Para música, uno puede bajar en cualquier chirristor que tenga acceso a internet por algun medio. Con una cuenta de itunes tal vez he cargado un poquito la mano en esas compras, pero agradezco infinitamente que pueda ya comprar una sola canción sin chutarme discos enteros de un artista que admiro pero que pierden calidad y rellenan un álbum con canciones que no me gustan. Ya lo hacía antes desde la lap, lo sigo haciendo, lo puedo hacer desde la tableta cuando está conectada, y puedo tener libros, discos o algun otro archivo compartido entre mis dispositivos.  Ahora con los libros electrónicos. Hay tanto que leer! que he tratado de ir así con tiento, no compro si no he acabado el que tengo, al cabo que a diferencia de las librerías, parecen tener miles de copias disponibles para descagar. El precio es importante, la mitad o menos de lo que cuesta en físico. La desventaja es que no se puede prestar, salvo que prestes el dispositivo, o les regales una copia bajo tu patrocinio.

En conclusión, tener un lector electrónico es una maravilla. No suprime las ganas de comprar un libro, no cualquier libro, sino cierto texto e impreso en cierta calidad. (Ojo acá, ¿cómo es el juego de las casas editoriales, la mercadotecnia y los escritores que en realidad valen la pena?. No todo lo que vale la pena es comercial y viceversa). 
La practicidad la tiene el dispositivo, puedes cargar tu biblioteca entera en menos de 500 gr. La seguridad en que vivimos, por un dispositivo te dan un susto, un libro nunca me lo han intentado robar.
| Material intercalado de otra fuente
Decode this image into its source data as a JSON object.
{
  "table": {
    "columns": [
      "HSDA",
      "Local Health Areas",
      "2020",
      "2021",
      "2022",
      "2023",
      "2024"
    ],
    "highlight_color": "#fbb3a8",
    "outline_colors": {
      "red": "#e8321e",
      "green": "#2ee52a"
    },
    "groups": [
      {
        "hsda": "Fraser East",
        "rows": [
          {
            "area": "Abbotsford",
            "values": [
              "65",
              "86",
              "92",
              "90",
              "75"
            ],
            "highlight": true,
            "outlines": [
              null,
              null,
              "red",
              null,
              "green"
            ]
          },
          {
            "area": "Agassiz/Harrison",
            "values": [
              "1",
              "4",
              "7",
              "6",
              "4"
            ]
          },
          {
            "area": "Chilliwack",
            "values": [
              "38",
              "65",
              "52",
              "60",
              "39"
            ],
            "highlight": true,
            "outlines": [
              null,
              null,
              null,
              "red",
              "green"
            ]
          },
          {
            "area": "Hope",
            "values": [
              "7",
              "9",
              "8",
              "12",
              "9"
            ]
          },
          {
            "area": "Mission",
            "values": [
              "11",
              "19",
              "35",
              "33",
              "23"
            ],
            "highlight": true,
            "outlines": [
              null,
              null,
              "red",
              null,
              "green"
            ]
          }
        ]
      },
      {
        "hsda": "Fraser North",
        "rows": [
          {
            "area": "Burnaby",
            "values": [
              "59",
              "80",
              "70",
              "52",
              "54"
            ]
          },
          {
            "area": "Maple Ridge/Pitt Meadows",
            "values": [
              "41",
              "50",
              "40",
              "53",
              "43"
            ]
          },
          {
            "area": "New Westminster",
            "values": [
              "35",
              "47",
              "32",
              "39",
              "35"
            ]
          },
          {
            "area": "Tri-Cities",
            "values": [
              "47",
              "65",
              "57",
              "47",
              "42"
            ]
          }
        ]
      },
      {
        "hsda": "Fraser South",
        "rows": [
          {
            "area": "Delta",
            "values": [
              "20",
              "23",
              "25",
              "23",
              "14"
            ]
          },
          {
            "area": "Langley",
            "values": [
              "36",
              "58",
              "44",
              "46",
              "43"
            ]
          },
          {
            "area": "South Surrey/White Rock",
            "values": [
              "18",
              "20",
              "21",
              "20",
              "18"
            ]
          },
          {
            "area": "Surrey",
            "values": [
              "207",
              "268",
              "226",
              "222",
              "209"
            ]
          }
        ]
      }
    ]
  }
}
Si es necesario tenerlo, pues sí y no. Uno puede vivir perfectamente ya sin nada de esto. Como se ha vivido desde hace muchos años. La gran ventaja es la rapidez con la que uno puede tener acceso a una gran cantidad de información. Nadie podría negar que la información es poder, pero hace falta procesarlo y eso no lo hace ningun dispositivo. Es decir, el lector, el teléfono, la laptop, el ipod, etc, te transmiten información, que uno elige, y uno en su cabecita debe realizar el proceso. Tener mucha información solo por tenerla no sirve de nada, tener internet ilimitado no sirve de nada si no han encontrado una página porno por elección y no por equivocación.
Otro punto que me parece importante. ¿A qué edad puedes manejar estos dispositivos?, sobre todo si tienen acceso a internet. No me refiero a picar teclas, desplazar el dedo. Tampoco utilizo el "debes" porque no es algo que yo crea indispensable, si hay "n" herramientas electrónicas con las cuales ya te topas todos los días. En realidad, ¿cuándo se tiene la madurez necesaria para saber lo que estás haciendo, si eliges o sigues sin sentido, en cada uno de estos chirristores?... a lo mejor todavía no llego a esa edad. 

Creo que es un gran reto el saber distinguir lo que realmente necesitas, quieres o te hace falta, y resistirse al simple placer de consumir solo por tener.